I remember reading an assessment report years ago in which the
department faculty wrote, “Most of the students met expectations for this goal,
and those that did not were just lazy and didn’t study.”
Few declarations make an assessment committee’s eyes roll
more than a statement like that. From
the very beginning, proponents of assessment made learning a shared
responsibility between instructor and student, and the ultimate purpose of
assessment was to inform continuous improvement. Blaming students for poor learning outcomes
is antithetical to the very principles advanced by the assessment movement.
And yet, the fact remains that there are students who do not
actively engage in their learning, who miss numerous classes or habitually
arrive late, who often neglect to complete assignments, who do not prepare for
exams with the intensity required, and who spend more class time scrolling
through their phones than attending to the lecture or discussion.

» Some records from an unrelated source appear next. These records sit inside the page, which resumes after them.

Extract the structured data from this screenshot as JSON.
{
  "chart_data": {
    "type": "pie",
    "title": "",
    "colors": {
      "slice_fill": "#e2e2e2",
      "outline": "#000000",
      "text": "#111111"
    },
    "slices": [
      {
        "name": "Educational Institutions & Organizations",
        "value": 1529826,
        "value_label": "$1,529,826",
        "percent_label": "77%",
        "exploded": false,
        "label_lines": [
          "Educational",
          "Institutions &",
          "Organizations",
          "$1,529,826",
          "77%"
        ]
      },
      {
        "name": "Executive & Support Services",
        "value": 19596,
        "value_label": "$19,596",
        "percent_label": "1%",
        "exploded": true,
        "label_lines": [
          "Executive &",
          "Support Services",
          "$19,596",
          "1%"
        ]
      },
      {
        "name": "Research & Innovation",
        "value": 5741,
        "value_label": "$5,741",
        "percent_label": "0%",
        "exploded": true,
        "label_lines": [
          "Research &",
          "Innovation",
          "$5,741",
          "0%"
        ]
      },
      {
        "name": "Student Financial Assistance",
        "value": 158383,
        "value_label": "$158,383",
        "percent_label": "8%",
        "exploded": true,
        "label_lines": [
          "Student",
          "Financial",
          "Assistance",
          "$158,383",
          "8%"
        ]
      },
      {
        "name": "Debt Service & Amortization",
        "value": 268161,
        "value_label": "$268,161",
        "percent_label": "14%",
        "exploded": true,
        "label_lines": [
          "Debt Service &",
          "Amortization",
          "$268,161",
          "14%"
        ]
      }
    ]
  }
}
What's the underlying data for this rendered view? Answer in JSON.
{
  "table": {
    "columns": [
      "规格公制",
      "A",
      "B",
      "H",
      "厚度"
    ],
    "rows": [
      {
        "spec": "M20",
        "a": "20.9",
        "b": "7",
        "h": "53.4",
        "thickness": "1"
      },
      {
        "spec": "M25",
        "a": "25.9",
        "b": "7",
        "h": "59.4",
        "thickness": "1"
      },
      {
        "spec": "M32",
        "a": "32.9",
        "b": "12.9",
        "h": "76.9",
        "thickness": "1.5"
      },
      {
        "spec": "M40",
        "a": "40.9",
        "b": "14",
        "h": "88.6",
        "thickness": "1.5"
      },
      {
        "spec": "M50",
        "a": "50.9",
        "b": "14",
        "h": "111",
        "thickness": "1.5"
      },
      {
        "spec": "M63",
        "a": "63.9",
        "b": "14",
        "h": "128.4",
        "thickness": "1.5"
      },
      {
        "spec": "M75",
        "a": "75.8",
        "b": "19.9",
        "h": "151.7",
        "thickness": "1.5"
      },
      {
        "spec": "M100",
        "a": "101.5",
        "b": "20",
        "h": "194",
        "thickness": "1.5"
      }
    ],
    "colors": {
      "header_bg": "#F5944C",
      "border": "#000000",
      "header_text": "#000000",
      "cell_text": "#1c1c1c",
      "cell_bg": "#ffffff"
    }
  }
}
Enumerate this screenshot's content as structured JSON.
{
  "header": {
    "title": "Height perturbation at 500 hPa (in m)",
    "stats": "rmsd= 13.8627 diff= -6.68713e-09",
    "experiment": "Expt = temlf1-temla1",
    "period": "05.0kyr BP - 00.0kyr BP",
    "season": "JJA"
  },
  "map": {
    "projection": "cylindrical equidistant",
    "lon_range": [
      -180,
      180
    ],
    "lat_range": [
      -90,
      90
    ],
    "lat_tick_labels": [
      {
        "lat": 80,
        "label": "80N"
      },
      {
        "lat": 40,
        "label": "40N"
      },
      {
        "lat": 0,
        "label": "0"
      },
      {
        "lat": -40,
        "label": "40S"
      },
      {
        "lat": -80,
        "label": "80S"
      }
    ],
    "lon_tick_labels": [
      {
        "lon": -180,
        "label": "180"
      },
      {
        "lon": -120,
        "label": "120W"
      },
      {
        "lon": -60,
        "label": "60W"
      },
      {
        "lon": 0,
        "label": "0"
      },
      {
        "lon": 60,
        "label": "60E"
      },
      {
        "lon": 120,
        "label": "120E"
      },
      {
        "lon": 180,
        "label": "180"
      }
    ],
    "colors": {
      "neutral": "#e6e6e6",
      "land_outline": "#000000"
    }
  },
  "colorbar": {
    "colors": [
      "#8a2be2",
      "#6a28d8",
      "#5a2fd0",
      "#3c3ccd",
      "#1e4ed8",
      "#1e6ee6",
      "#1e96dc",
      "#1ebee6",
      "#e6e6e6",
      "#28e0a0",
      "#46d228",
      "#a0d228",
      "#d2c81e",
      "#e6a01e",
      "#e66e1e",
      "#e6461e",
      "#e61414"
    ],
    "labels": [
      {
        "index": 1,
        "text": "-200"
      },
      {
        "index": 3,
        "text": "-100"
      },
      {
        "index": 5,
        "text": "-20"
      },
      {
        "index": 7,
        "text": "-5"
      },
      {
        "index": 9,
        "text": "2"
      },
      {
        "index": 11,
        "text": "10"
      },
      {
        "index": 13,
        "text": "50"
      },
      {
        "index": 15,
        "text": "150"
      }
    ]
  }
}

To interpret student learning assessment results without
giving some consideration to student engagement may be to miss if not the whole
point, then at least an important part of the narrative. So argued prominent members of
the English faculty last fall.
So when the department assembled
in February to discuss assessment findings for both their majors and core
courses, they also conferred on how they might include evidence of student
participation and engagement in future assessments.
A small group of us met to review various checklists,
rubrics, and protocols that measure student participation and engagement, and
after a lively conversation, the faculty selected criteria they thought best
reflected how they would determine whether or not a student is appropriately
engaged in a course. One member
observed, “We talk about student engagement all the time, but we haven’t
defined what it is and we haven’t systematically measured it”—even though many
of these faculty make participation part of the students’ final grade.
The plan is to assess each student’s
participation/engagement according to the selected criteria. This assessment aims to answer a number of
questions raised by the faculty. How
might measuring student engagement better help us understand student success in
our courses? Is a lack of engagement
more prevalent in Core courses than in courses designed for the major? Are we inclined to overstate a lack of
student engagement in our courses? How might the results of this assessment
help us better understand the results gathered from course-embedded
assessments?
The scholarship of teaching and learning offers countless
examples and studies describing how active student participation and engagement
improves learning. This is obvious to
anyone who ever stood before a group of students. The work being done by the English faculty
has the potential to document the extent to which this might be true.
Great column, but what is the answer? (He said, sounding like the typical undergraduate). I have tried to use participation grades in the past, but felt the criteria were either mechanical (attendance, # of discussion posts,etc.) or very subjective. I have done a little better with using rubrics to grade discussion posts, but I am still less than thrilled with the results. And how do I measure participation in a more global semester long sense? What are some ways the English dept. is measuring engagement? Thanks.